Speaking of the “Big Read”—see below—here are some additional details about the reading I’ll be doing in conjunction with the DC celebration:
Flirting with the Masters: Fiction Writers on F. Scott Fitzgerald
Tuesday, May 6, 2008
On Tuesday, May 6, the Arts Club of Washington will host acclaimed fiction writers LESLIE PIETRZYK and MATTHEW KLAM as they talk about the personal impact of reading F. Scott Fitzgerald, then share selections from their own work. This event is affiliated with the 2008 NEA “Big Read.” Free and open to the public, reception to follow.
LESLIE PIETRZYK is the author of the novels Pears on a Willow Tree and A Year and a Day, which was selected for the Book-of-the-Month Club and was featured in the Borders Bookstores “Original Voices” series. Her work has been nominated for several Pushcart Prizes and has received awards from Shenandoah, Columbia, Descant, and other journals. She has received fellowships from the Bread Loaf and Sewanee Writers’ Conferences.
MATTHEW KLAM is the author of Sam the Cat, a finalist for the Los Angeles Times Book of the Year and a New York Times Notable Book. He is the recipient of a Guggenheim Fellowship, an O'Henry Award, a Whiting Writer's Award, and a PEN/Robert Bingham Award, and has received grants from the NEA and the Fine Arts Work Center in Provincetown.

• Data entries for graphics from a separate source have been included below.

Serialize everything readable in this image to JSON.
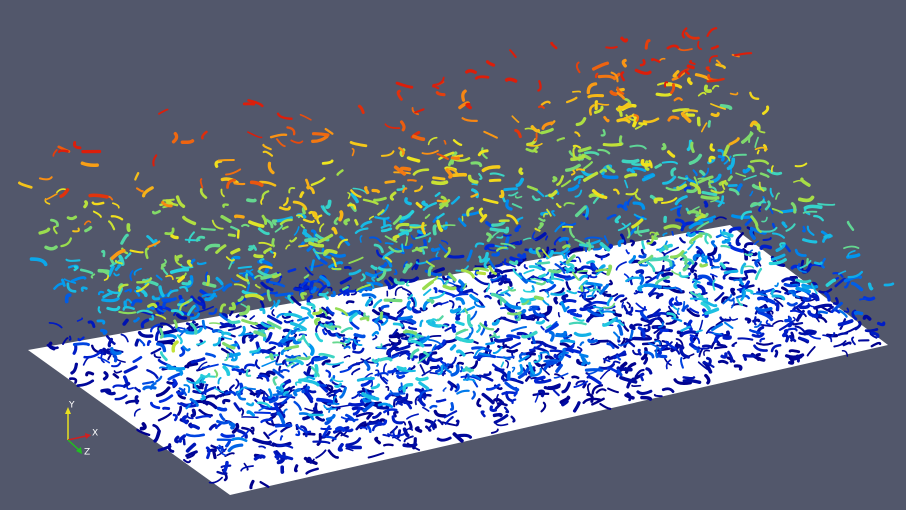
{
  "axes": {
    "y": "Y",
    "x": "X",
    "z": "Z"
  }
}
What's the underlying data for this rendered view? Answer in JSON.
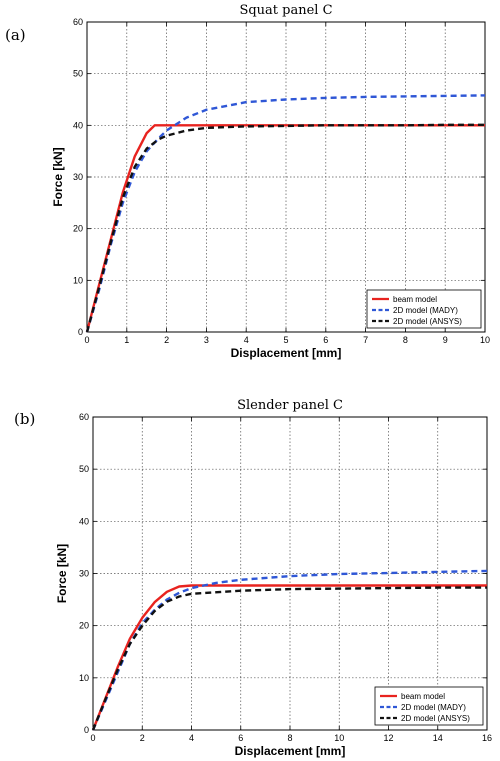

He is a contributing writer to GQ Magazine, and has taught creative writing in many places including University of Michigan and American University, and is a Visiting Professor at Southampton College in New York.
Big Read - D.C. is a literacy event presented by the Humanities Council of Washington, DC and the DC Commission on the Arts and Humanities. DC is reading The Great Gatsby by F. Scott Fitzgerald from April 24 - May 24, 2008, as part of The Big Read, an initiative of the National Endowment for the Arts in partnership with the Institute of Museum and Library Services and Arts Midwest. For a calendar specific to DC-area events, visit www.dcbigread.blogspot.com.
The Arts Club of Washington is at 2017 I Street NW, near Foggy Bottom/GWU and Farragut West metro. Headquartered in the James Monroe House, a National Historic Landmark, the Club was founded in 1916 and is the oldest non-profit arts organization in the city. The Club mission is to generate public appreciation for and participation in the arts in the Nation’s capital, through ongoing educational programs that include literary events, art exhibitions, and musical and theatrical performances.